内存剖析
Ceph 监视器、 OSD 、和元数据服务器可利用 tcmalloc 生成堆栈剖析,此功能依赖 google-perftools :
- sudo apt-get install google-perftools
剖析器会把输出保存到 logfile 目录(如 /var/log/ceph ),详情见日志记录和调试。剖析器日志可用 Google 性能工具来查看,执行如下命令:
- google-pprof --text {path-to-daemon} {log-path/filename}
例如:
- $ ceph tell osd.0 heap start_profiler
- $ ceph tell osd.0 heap dump
- osd.0 tcmalloc heap stats:------------------------------------------------
- MALLOC: 2632288 ( 2.5 MiB) Bytes in use by application
- MALLOC: + 499712 ( 0.5 MiB) Bytes in page heap freelist
- MALLOC: + 543800 ( 0.5 MiB) Bytes in central cache freelist
- MALLOC: + 327680 ( 0.3 MiB) Bytes in transfer cache freelist
- MALLOC: + 1239400 ( 1.2 MiB) Bytes in thread cache freelists
- MALLOC: + 1142936 ( 1.1 MiB) Bytes in malloc metadata
- MALLOC: ------------
- MALLOC: = 6385816 ( 6.1 MiB) Actual memory used (physical + swap)
- MALLOC: + 0 ( 0.0 MiB) Bytes released to OS (aka unmapped)
- MALLOC: ------------
- MALLOC: = 6385816 ( 6.1 MiB) Virtual address space used
- MALLOC:
- MALLOC: 231 Spans in use
- MALLOC: 56 Thread heaps in use
- MALLOC: 8192 Tcmalloc page size
- ------------------------------------------------
- Call ReleaseFreeMemory() to release freelist memory to the OS (via madvise()).

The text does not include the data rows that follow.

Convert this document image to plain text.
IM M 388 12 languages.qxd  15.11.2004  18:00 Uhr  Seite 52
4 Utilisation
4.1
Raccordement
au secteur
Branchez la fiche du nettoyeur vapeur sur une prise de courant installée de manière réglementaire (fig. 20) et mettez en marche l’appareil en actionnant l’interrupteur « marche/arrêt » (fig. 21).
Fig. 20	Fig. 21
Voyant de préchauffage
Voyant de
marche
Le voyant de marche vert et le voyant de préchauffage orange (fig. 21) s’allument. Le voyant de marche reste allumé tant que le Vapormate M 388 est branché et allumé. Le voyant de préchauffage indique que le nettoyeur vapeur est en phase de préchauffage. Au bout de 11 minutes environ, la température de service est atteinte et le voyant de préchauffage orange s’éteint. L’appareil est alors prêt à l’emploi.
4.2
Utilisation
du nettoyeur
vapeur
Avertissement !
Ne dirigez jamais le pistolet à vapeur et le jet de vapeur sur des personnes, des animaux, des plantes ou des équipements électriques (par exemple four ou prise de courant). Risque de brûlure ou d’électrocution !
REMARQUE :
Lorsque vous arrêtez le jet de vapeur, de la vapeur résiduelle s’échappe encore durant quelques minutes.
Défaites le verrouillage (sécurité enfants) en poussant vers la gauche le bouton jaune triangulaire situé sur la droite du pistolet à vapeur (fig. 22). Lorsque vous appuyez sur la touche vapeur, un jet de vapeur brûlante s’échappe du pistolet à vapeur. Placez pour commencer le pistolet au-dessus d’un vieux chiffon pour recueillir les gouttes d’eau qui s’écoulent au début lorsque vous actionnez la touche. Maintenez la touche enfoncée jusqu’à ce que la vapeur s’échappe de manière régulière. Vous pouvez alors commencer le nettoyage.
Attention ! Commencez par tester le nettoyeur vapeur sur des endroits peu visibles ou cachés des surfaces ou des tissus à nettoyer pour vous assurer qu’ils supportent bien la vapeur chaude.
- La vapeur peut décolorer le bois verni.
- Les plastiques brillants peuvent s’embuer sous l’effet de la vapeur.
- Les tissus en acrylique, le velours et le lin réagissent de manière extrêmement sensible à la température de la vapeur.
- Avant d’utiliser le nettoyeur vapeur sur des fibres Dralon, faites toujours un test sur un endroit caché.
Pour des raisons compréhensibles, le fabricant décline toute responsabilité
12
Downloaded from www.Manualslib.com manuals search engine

- Bytes released to the OS take up virtual address space but no physical memory.
- $ google-pprof --text \
- /usr/bin/ceph-osd \
- /var/log/ceph/ceph-osd.0.profile.0001.heap
- Total: 3.7 MB
- 1.9 51.1% 51.1% 1.9 51.1% ceph::log::Log::create_entry
- 1.8 47.3% 98.4% 1.8 47.3% std::string::_Rep::_S_create
- 0.0 0.4% 98.9% 0.0 0.6% SimpleMessenger::add_accept_pipe
- 0.0 0.4% 99.2% 0.0 0.6% decode_message
- ...
再次转储堆栈会生成另外一个文件,这样便于和前面的堆栈转储相比较,看看这段时间发生了什么。例如:
- $ google-pprof --text --base out/osd.0.profile.0001.heap \
- ceph-osd out/osd.0.profile.0003.heap
- Total: 0.2 MB
- 0.1 50.3% 50.3% 0.1 50.3% ceph::log::Log::create_entry
- 0.1 46.6% 96.8% 0.1 46.6% std::string::_Rep::_S_create
- 0.0 0.9% 97.7% 0.0 26.1% ReplicatedPG::do_op
- 0.0 0.8% 98.5% 0.0 0.8% __gnu_cxx::new_allocator::allocate
详情见 Google 堆栈剖析器 。
安装堆栈剖析器后,启动集群就可以开始使用了。你可以在运行时启用、或禁用堆栈剖析器,或确保它在持续运行。在随后的几个命令行用法中,用 mon 、 osd 或 mds 替换掉 {daemon-type} ,用 OSD 号、监视器或元数据服务器的 ID 替换掉 {daemon-id} 。
启动剖析器
要启动堆栈剖析器,执行如下命令:
- ceph tell {daemon-type}.{daemon-id} heap start_profiler
例如:
- ceph tell osd.1 heap start_profiler
另外,在启动守护进程时若设置了 CEPH_HEAP_PROFILER_INIT=true 环境变量,剖析器也会启动。
打印统计信息
用下列命令打印统计状态:
- ceph tell {daemon-type}.{daemon-id} heap stats
例如:
- ceph tell osd.0 heap stats
Note
打印状态不要求剖析器在运行,也不会把堆栈分配信息转储到文件。
转储堆栈信息
用下列命令转储堆栈信息:
- ceph tell {daemon-type}.{daemon-id} heap dump
例如:
- ceph tell mds.a heap dump
Note
只能在剖析器运行的时候转储堆栈信息。
释放内存
要释放由 tcmalloc 分配、但不是被 Ceph 守护进程使用的内存,用下列命令:
- ceph tell {daemon-type}{daemon-id} heap release
例如:
- ceph tell osd.2 heap release
停止剖析器
要停止堆栈剖析器,执行下列命令:
- ceph tell {daemon-type}.{daemon-id} heap stop_profiler
例如:
- ceph tell osd.0 heap stop_profiler